The App was created for a mobile phone, but could be made available in a wider format for tablets and browsers. The App can be accessed on mobile devices by downloading the PowerApps app from the Apple or Google stores. To use the app you just need to log on once as an O365 user and then you are all set up to go.
Summary
PowerApps allows you to rapidly deploy App capability to your company’s staff or partners. It is easy to work with because it forms part of the existing O365 suite and is relatively cheap because it leverages your existing O365 investment. You can also license PowerApps as a standalone product, but that is onbviously less attractive.
It should be relatively easy to stand up a PowerApps development team (or person), perhaps using existing SharePoint specialists or technically savvy business users.
There are loads of IT or business-related Apps that you could create using this tool. Things like IT self-service portals, budget trackers, cost estimators, product catalogues, asset management, project status updating and a company car selector are all possible.
Although PowerApps is great for small lightweight apps it is important to understand its limitations.
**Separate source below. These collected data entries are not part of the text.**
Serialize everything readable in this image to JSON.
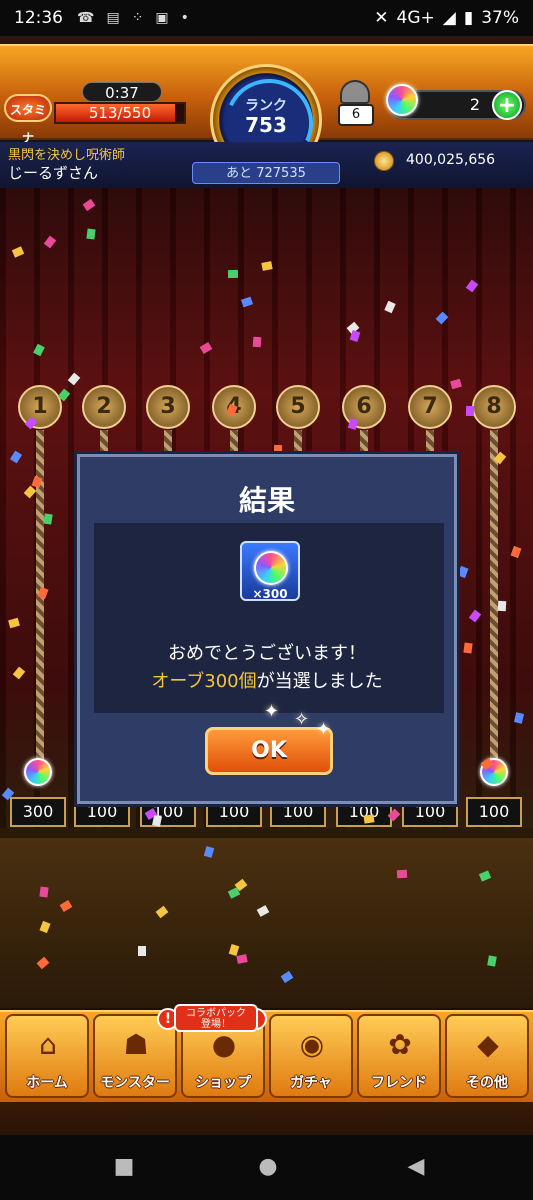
{
  "status_bar": {
    "time": "12:36",
    "icons": [
      "missed-call-icon",
      "city-alert-icon",
      "apps-icon",
      "photo-icon",
      "dot-icon"
    ],
    "right": {
      "mute": "mute-icon",
      "network": "4G+",
      "battery": "37%"
    }
  },
  "header": {
    "stamina": {
      "label": "スタミナ",
      "timer": "0:37",
      "value": "513/550",
      "fill_fraction": 0.93
    },
    "rank": {
      "label": "ランク",
      "value": "753",
      "next_label": "あと 727535"
    },
    "lamp": {
      "count": "6"
    },
    "orbs": {
      "count": "2",
      "plus_label": "+"
    },
    "player": {
      "title": "黒閃を決めし呪術師",
      "name": "じーるずさん"
    },
    "gold": {
      "value": "400,025,656"
    }
  },
  "stage": {
    "balls": [
      "1",
      "2",
      "3",
      "4",
      "5",
      "6",
      "7",
      "8"
    ],
    "prizes": [
      "300",
      "100",
      "100",
      "100",
      "100",
      "100",
      "100",
      "100"
    ]
  },
  "modal": {
    "title": "結果",
    "reward_qty": "×300",
    "message_line1": "おめでとうございます！",
    "message_highlight": "オーブ300個",
    "message_rest": "が当選しました",
    "ok_label": "OK"
  },
  "bottom_nav": {
    "collab_badge": "コラボパック\n登場！",
    "items": [
      {
        "label": "ホーム",
        "icon": "home-icon",
        "badge": ""
      },
      {
        "label": "モンスター",
        "icon": "monster-icon",
        "badge": "!"
      },
      {
        "label": "ショップ",
        "icon": "shop-orb-icon",
        "badge": "!"
      },
      {
        "label": "ガチャ",
        "icon": "gacha-icon",
        "badge": ""
      },
      {
        "label": "フレンド",
        "icon": "friend-icon",
        "badge": ""
      },
      {
        "label": "その他",
        "icon": "other-icon",
        "badge": ""
      }
    ]
  },
  "system_nav": {
    "recent": "recent-apps-icon",
    "home": "home-circle-icon",
    "back": "back-icon"
  },
  "colors": {
    "accent": "#f6a623",
    "modal_bg": "#2e3c66",
    "highlight": "#f5c542",
    "ok_button": "#e0500a"
  }
}
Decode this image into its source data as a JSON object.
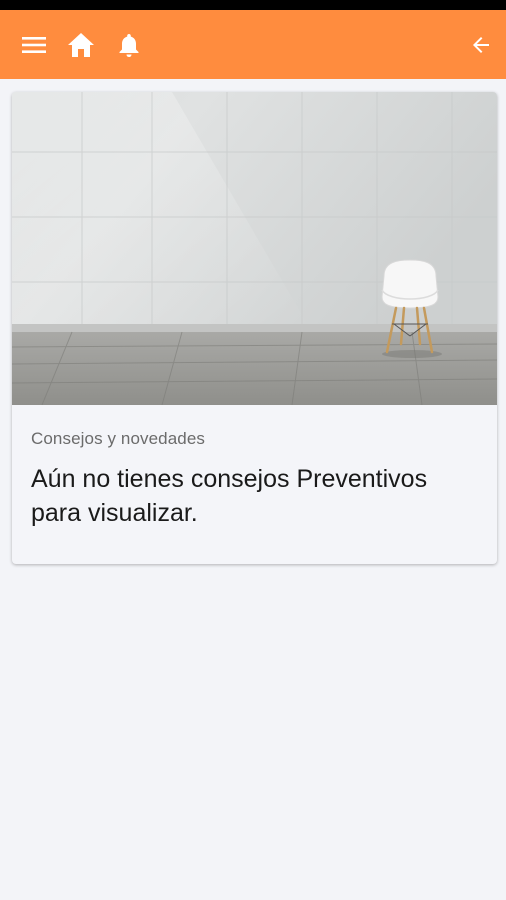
{
  "toolbar": {
    "background_color": "#ff8c3e",
    "icons": [
      "menu-icon",
      "home-icon",
      "bell-icon",
      "arrow-back-icon"
    ]
  },
  "card": {
    "image": "empty-room-with-white-chair",
    "subtitle": "Consejos y novedades",
    "title": "Aún no tienes consejos Preventivos para visualizar."
  }
}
It is a useful addition to the toolkit but will not provide the full application development capability that more mainstream low code platforms can provide. The best way to understand what you can do with PowerApps is to give it a try yourself.
Power Apps is of course not the only corporate App solution out there. If your company uses Google Docs for example then Google have their Appmaker offering which is heavily integrated with their G Suite. I may take a look as this at a later stage.